At least, that was the hope.
“Hawk,” Diaz opened, using the same greeting she usually did.
Much the way I had with Pally before, I cut straight to it, bypassing any form of salutation.
“Junior Ruiz,” I said, the mere mention of the name causing my left hand to curl into a fist.
For a moment there was no response, nothing but dead air, before Diaz said, “What about him? The picture you sent me this morning was definitely not Ruiz.”
The second part of her statement was unequivocally true. The guy sitting at the West Yellowstone Sheriff’s Department right now was at least fifteen years younger than Ruiz, if not more. He was also several inches taller, several pounds lighter, and had a nose that was now much less functional.
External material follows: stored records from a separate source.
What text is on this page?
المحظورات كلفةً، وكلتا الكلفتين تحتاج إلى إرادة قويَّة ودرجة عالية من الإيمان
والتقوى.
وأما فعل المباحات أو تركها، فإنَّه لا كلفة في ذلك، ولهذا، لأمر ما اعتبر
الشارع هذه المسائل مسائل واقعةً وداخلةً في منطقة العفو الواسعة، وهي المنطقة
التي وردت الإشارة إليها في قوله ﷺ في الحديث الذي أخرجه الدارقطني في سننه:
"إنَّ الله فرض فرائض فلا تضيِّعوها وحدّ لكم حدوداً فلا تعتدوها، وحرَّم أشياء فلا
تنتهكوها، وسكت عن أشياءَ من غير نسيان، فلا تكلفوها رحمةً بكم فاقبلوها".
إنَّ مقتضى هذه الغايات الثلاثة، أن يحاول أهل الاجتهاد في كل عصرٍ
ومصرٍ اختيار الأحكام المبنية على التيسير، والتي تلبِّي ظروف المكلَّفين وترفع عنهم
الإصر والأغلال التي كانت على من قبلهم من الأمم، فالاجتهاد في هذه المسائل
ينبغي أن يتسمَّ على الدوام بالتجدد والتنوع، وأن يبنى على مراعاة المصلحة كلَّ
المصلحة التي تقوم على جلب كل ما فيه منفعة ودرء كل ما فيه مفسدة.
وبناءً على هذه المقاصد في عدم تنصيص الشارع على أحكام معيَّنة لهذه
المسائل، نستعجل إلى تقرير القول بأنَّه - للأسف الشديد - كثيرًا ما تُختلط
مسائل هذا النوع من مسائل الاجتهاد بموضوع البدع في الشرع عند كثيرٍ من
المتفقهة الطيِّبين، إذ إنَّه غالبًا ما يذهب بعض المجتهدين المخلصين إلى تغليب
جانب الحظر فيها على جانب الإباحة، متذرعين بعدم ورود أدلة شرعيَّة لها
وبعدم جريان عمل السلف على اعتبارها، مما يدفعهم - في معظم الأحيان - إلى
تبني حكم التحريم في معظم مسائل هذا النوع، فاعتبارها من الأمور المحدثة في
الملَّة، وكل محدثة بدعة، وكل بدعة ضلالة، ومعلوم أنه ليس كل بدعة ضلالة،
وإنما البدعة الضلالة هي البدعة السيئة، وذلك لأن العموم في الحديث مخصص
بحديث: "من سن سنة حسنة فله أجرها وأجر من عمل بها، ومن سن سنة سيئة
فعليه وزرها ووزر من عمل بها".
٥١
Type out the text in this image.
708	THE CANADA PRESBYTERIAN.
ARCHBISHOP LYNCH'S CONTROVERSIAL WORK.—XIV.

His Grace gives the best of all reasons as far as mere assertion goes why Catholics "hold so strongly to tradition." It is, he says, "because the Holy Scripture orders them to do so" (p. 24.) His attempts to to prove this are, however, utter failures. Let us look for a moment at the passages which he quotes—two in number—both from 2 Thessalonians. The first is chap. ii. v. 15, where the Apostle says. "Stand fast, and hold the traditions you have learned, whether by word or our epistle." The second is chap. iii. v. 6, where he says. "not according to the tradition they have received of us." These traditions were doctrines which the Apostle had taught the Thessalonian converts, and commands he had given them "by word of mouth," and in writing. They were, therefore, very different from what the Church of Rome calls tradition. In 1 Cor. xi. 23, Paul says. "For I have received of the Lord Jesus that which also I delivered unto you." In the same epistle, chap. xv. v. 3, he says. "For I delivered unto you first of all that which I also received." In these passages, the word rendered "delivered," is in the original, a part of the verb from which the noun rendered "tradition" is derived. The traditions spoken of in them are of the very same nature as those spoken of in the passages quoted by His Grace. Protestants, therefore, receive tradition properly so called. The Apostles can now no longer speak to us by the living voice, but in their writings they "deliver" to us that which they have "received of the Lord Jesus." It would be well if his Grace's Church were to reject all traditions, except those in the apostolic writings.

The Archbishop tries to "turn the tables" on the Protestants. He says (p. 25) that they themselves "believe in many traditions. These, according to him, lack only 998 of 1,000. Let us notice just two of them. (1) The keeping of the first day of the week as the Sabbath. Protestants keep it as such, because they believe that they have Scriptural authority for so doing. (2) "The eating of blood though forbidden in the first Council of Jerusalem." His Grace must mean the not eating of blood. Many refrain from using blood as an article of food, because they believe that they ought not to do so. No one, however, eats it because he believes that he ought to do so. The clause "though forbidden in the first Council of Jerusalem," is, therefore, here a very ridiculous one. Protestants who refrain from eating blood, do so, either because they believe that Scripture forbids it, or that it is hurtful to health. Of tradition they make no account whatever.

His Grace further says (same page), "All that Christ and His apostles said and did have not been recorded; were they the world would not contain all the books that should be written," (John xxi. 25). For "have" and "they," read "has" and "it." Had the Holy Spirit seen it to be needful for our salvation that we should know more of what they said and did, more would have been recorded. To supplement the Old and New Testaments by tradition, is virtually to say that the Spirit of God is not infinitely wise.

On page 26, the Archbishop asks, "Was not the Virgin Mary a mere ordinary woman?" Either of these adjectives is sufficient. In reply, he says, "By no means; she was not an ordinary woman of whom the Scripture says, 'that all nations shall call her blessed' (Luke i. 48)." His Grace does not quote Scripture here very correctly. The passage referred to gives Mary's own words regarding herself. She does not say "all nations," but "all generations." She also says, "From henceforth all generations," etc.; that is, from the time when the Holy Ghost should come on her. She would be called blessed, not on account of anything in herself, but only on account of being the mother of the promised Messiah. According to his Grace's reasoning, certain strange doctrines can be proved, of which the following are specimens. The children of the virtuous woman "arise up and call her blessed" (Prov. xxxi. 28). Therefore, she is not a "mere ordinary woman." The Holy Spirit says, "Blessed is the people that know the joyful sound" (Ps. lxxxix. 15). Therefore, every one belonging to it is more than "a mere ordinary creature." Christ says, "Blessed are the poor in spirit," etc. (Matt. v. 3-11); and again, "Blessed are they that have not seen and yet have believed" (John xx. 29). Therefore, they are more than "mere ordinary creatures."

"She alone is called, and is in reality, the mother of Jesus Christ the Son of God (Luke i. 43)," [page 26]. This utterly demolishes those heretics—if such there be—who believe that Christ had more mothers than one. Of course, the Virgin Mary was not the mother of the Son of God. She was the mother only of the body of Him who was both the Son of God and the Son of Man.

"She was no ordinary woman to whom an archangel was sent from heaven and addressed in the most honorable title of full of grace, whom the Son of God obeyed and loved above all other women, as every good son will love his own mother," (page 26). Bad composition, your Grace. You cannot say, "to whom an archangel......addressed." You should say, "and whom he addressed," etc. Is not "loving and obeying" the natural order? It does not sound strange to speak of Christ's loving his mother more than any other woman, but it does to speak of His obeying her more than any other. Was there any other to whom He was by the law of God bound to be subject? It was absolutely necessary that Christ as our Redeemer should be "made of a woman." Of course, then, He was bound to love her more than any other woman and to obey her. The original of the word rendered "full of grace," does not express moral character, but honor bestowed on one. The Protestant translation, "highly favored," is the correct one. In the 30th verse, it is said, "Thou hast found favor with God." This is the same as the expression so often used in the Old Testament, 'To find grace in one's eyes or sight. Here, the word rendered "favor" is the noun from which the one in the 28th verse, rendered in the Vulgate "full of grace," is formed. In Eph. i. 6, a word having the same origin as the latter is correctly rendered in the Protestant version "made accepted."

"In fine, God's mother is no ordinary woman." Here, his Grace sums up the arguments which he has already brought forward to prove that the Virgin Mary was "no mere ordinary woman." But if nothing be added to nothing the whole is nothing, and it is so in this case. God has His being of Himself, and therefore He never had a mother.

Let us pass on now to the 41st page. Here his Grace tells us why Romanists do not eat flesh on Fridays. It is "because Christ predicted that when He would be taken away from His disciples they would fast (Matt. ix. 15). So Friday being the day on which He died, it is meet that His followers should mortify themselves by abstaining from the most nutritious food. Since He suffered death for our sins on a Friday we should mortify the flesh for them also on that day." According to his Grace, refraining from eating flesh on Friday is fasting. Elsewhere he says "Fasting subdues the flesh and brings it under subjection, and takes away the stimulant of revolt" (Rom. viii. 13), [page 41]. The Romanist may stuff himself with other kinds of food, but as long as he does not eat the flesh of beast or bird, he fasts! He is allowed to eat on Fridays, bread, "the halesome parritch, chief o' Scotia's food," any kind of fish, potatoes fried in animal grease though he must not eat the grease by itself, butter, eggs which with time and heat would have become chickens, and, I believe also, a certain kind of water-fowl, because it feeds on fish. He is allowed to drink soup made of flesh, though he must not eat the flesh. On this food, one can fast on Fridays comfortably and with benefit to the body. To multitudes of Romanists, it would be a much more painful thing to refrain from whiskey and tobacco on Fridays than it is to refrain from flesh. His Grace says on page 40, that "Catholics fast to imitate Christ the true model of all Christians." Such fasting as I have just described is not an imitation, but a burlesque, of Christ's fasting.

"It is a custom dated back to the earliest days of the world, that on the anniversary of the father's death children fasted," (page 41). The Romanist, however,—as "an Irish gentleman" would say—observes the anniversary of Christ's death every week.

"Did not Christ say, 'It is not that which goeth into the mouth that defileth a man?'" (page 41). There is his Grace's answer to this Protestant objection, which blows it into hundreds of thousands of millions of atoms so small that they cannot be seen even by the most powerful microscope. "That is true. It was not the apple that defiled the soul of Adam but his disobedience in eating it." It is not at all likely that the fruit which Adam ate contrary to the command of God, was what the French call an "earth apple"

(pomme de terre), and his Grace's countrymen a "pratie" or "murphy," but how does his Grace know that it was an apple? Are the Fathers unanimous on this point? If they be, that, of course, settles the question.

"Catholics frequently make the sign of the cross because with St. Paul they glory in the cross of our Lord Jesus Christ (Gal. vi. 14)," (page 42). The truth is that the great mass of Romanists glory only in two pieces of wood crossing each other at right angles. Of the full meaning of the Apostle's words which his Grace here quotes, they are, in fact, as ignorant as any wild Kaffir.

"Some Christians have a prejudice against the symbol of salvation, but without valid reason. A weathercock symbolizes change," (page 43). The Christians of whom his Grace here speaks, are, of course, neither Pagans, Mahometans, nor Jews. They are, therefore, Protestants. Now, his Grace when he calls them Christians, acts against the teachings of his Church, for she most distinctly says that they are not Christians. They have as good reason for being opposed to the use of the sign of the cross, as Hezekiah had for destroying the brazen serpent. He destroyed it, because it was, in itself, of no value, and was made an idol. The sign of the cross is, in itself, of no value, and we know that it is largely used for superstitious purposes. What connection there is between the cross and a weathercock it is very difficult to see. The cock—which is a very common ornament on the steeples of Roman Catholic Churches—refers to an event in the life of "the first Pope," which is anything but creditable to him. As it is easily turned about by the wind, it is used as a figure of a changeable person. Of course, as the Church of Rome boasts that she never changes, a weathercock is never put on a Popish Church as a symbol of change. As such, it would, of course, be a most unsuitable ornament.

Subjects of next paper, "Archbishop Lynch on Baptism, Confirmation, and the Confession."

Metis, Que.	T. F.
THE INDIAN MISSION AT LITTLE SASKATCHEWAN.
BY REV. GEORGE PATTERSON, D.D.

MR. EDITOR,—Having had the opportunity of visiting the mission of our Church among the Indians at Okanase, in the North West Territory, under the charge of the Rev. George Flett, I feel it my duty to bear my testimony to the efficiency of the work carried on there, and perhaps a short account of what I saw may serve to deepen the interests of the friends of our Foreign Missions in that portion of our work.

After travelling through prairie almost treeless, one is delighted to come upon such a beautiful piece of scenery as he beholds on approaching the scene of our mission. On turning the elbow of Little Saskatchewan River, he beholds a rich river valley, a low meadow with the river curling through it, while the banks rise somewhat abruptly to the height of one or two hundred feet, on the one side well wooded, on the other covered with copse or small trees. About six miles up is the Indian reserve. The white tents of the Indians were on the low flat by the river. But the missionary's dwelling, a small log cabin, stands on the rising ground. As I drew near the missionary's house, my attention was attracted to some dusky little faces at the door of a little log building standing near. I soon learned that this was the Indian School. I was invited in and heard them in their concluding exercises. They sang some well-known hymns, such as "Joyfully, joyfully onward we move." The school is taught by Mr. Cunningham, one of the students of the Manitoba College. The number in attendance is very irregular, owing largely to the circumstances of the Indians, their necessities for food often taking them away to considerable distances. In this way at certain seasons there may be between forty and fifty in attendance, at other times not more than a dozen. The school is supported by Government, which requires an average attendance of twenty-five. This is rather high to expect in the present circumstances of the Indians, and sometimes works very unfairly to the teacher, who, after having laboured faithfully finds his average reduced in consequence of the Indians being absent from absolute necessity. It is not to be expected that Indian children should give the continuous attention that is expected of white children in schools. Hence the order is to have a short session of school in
Not that Ruiz would have ever been there to begin with.
Guys like him never touched anything that might result in blood or leave behind fingerprints. They were always puppet masters, the ones that were sure to take credit, but never got their own hands dirty.
Him showing up at my office would have been unheard of, for a variety of reasons.
As was any notion that I would have left him alive after the fact.
“Right, but he’s the one calling the shots.”
Again, silence fell for a moment before Diaz asked, “What makes you say that?”
“Plata o plomo,” I whispered, just barely audible.
Finally putting to words what I’d known since standing in the living room of Martin’s home, I felt my eyes slide closed, another spike of venom welling within me. With it came the urge to again swat at the steering wheel, my jaw clamping down tight.